Using the cyber world to advance innovations in the medical field

A partnership with the Georgia Cyber Innovation and Training Center (GCITC), Augusta University (AU), the Advanced Technology and Development Center, and the Georgia Institute of Technology (GT) brought together a diverse group of individuals for a workshop at GCITC.

ABD first highlighted the effort to accelerate medical device innovation and commercialization in our Friday issue. 

In the news release announcing the event, Dr. Guido Verbeck, professor of chemistry and biochemistry at AU, said academia is a fantastic platform for launching ideas.

“But there must be an understanding of how to bring a device to market. Physicians and practitioners who are also academics are solving problems in real time, but they often lack the resources and support to get their ideas to production and commercialization,” he added. 

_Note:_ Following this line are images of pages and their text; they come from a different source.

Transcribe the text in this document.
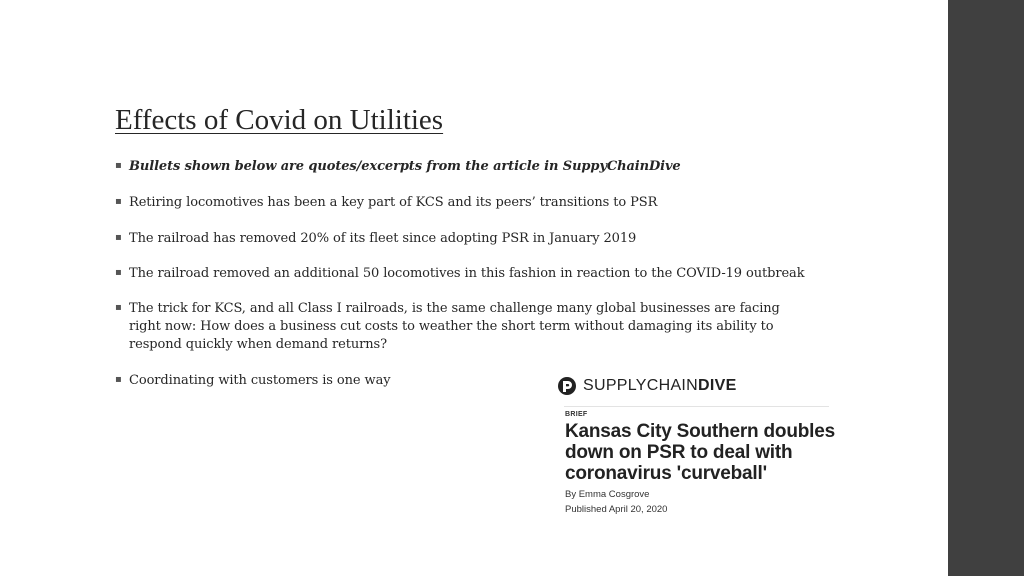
Effects of Covid on Utilities
▪ Bullets shown below are quotes/excerpts from the article in SuppyChainDive
▪ Retiring locomotives has been a key part of KCS and its peers’ transitions to PSR
▪ The railroad has removed 20% of its fleet since adopting PSR in January 2019
▪ The railroad removed an additional 50 locomotives in this fashion in reaction to the COVID-19 outbreak
▪ The trick for KCS, and all Class I railroads, is the same challenge many global businesses are facing right now: How does a business cut costs to weather the short term without damaging its ability to respond quickly when demand returns?
▪ Coordinating with customers is one way	SUPPLYCHAIN DIVE
BRIEF
Kansas City Southern doubles down on PSR to deal with coronavirus 'curveball'
By Emma Cosgrove
Published April 20, 2020
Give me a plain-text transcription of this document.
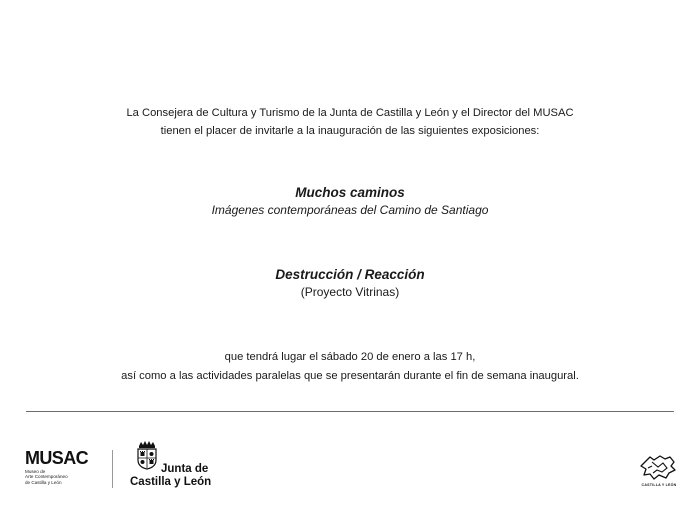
La Consejera de Cultura y Turismo de la Junta de Castilla y León y el Director del MUSAC
tienen el placer de invitarle a la inauguración de las siguientes exposiciones:
Muchos caminos
Imágenes contemporáneas del Camino de Santiago
Destrucción / Reacción
(Proyecto Vitrinas)
que tendrá lugar el sábado 20 de enero a las 17 h,
así como a las actividades paralelas que se presentarán durante el fin de semana inaugural.
MUSAC
Museo de
Arte Contemporáneo
de Castilla y León
Junta de
Castilla y León	CASTILLA Y LEÓN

Lynsey Steinberg, AU’s Director of Innovation, said an event focused on the medical field is part of the ecosystem at GCITC, joining academia, government, and industry. Students, faculty, and staff are looking for ways to innovate across all disciplines.

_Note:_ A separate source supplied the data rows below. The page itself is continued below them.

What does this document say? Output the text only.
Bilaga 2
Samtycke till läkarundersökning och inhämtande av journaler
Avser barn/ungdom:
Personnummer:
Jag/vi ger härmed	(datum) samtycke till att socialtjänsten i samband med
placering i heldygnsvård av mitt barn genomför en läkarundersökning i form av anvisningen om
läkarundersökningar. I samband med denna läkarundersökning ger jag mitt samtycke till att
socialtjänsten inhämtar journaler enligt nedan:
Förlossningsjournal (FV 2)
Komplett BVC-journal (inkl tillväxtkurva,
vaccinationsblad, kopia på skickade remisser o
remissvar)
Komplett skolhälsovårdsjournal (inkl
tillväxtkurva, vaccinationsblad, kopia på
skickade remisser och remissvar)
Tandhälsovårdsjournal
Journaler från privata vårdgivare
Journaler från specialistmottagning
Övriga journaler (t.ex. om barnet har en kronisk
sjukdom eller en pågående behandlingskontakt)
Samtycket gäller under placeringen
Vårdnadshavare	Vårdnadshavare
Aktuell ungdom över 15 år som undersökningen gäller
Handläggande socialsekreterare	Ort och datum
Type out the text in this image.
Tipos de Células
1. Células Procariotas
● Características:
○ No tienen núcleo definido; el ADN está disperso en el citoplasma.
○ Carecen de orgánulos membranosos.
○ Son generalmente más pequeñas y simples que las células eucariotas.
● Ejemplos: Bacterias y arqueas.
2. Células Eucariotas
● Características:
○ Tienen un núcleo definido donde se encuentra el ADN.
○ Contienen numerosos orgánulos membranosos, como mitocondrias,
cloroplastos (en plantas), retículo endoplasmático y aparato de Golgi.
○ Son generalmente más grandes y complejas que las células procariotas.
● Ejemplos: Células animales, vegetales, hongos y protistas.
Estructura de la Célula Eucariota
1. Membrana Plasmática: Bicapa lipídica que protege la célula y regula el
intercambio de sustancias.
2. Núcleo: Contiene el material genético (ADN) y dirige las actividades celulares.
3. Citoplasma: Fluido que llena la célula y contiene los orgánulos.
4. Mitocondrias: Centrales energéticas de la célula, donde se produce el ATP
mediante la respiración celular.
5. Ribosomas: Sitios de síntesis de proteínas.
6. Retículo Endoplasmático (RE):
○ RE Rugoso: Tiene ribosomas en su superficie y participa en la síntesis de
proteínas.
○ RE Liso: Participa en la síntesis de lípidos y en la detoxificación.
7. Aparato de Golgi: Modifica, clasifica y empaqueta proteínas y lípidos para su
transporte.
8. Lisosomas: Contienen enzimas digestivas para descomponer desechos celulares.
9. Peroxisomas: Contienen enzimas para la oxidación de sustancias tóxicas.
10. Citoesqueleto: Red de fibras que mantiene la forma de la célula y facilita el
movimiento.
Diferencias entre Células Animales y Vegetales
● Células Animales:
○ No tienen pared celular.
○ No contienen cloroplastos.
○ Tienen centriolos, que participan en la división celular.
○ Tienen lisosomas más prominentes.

“We often see the intersections of interdisciplinary work, and it just makes so much sense here in Augusta, with five hospitals, with this massive region, with medicine and health sciences, that we look at supporting cyber, we look at supporting medical, and all of it is innovation at its core,” she told ABD.

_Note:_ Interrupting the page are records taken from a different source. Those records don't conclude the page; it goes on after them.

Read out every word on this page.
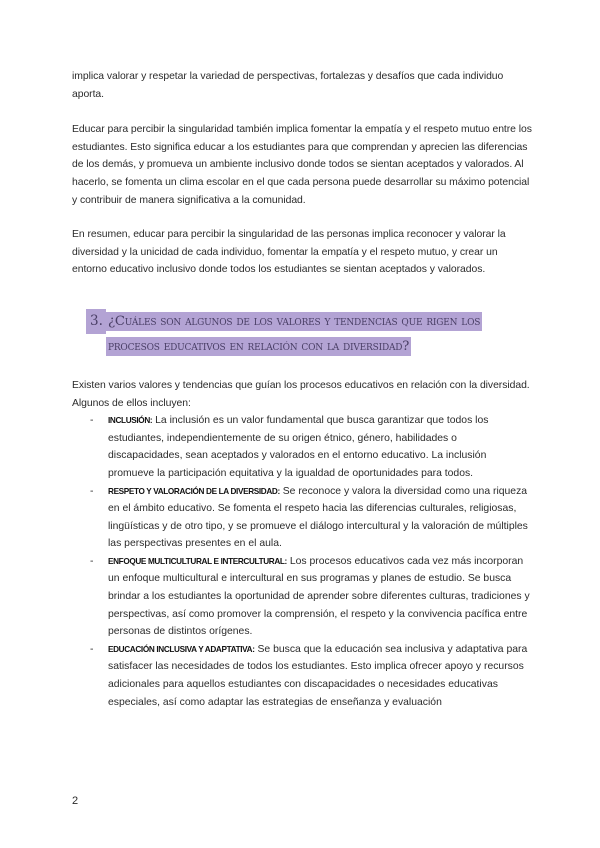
implica valorar y respetar la variedad de perspectivas, fortalezas y desafíos que cada individuo aporta.

Educar para percibir la singularidad también implica fomentar la empatía y el respeto mutuo entre los estudiantes. Esto significa educar a los estudiantes para que comprendan y aprecien las diferencias de los demás, y promueva un ambiente inclusivo donde todos se sientan aceptados y valorados. Al hacerlo, se fomenta un clima escolar en el que cada persona puede desarrollar su máximo potencial y contribuir de manera significativa a la comunidad.

En resumen, educar para percibir la singularidad de las personas implica reconocer y valorar la diversidad y la unicidad de cada individuo, fomentar la empatía y el respeto mutuo, y crear un entorno educativo inclusivo donde todos los estudiantes se sientan aceptados y valorados.

3. ¿Cuáles son algunos de los valores y tendencias que rigen los procesos educativos en relación con la diversidad?

Existen varios valores y tendencias que guían los procesos educativos en relación con la diversidad. Algunos de ellos incluyen:

- INCLUSIÓN: La inclusión es un valor fundamental que busca garantizar que todos los estudiantes, independientemente de su origen étnico, género, habilidades o discapacidades, sean aceptados y valorados en el entorno educativo. La inclusión promueve la participación equitativa y la igualdad de oportunidades para todos.
- RESPETO Y VALORACIÓN DE LA DIVERSIDAD: Se reconoce y valora la diversidad como una riqueza en el ámbito educativo. Se fomenta el respeto hacia las diferencias culturales, religiosas, lingüísticas y de otro tipo, y se promueve el diálogo intercultural y la valoración de múltiples las perspectivas presentes en el aula.
- ENFOQUE MULTICULTURAL E INTERCULTURAL: Los procesos educativos cada vez más incorporan un enfoque multicultural e intercultural en sus programas y planes de estudio. Se busca brindar a los estudiantes la oportunidad de aprender sobre diferentes culturas, tradiciones y perspectivas, así como promover la comprensión, el respeto y la convivencia pacífica entre personas de distintos orígenes.
- EDUCACIÓN INCLUSIVA Y ADAPTATIVA: Se busca que la educación sea inclusiva y adaptativa para satisfacer las necesidades de todos los estudiantes. Esto implica ofrecer apoyo y recursos adicionales para aquellos estudiantes con discapacidades o necesidades educativas especiales, así como adaptar las estrategias de enseñanza y evaluación
2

Among the attendees was Kelsey Shull, one of the innovation specialists at the Veterans Administration (VA) Healthcare System. She said it made sense for the VA to participate, as it has nationally recognized success and a track record for medical device innovation. 

“We are currently patent pending nationally and internationally with one of our devices, so we absolutely deserve a seat at the table,” she explained. “Our veterans deserve nothing short of the best, and we bring to the table an opportunity to make those advancements without having to answer to a board or having to necessarily worry about profit. We can put the true medical needs and the needs of the veteran first and foremost, even if that sometimes costs a little money.”

She said Augusta is a hidden gem of innovation, especially in the medical and healthcare sectors, and the Friday workshop was a way to leverage resources and skills from across the state.

“At my program at the VA, we say collaboration is the new competition, that when we work together, we can go farther and do more than if we’re working against each other,” she said. “We have the incredible resources and the brains at Georgia Tech. We have the incredible resources and the brains at Augusta University, here in the Cyber Center, shamelessly have to plug the VA Health Care System, as well as all of the other health care systems in the CSRA, we are a medical and health care destination town.”

Steinberg said public-private partnerships are where innovation thrives.

“Having these public-private partnerships, working with our industry partners who come in and collaborate and bring us challenges and ideas that we can provide to solve those challenges, that’s what sets the core of some of the most incredible ideas that come out of the University System of Georgia.”

She added that those ideas can lead to innovations that solve real-world problems.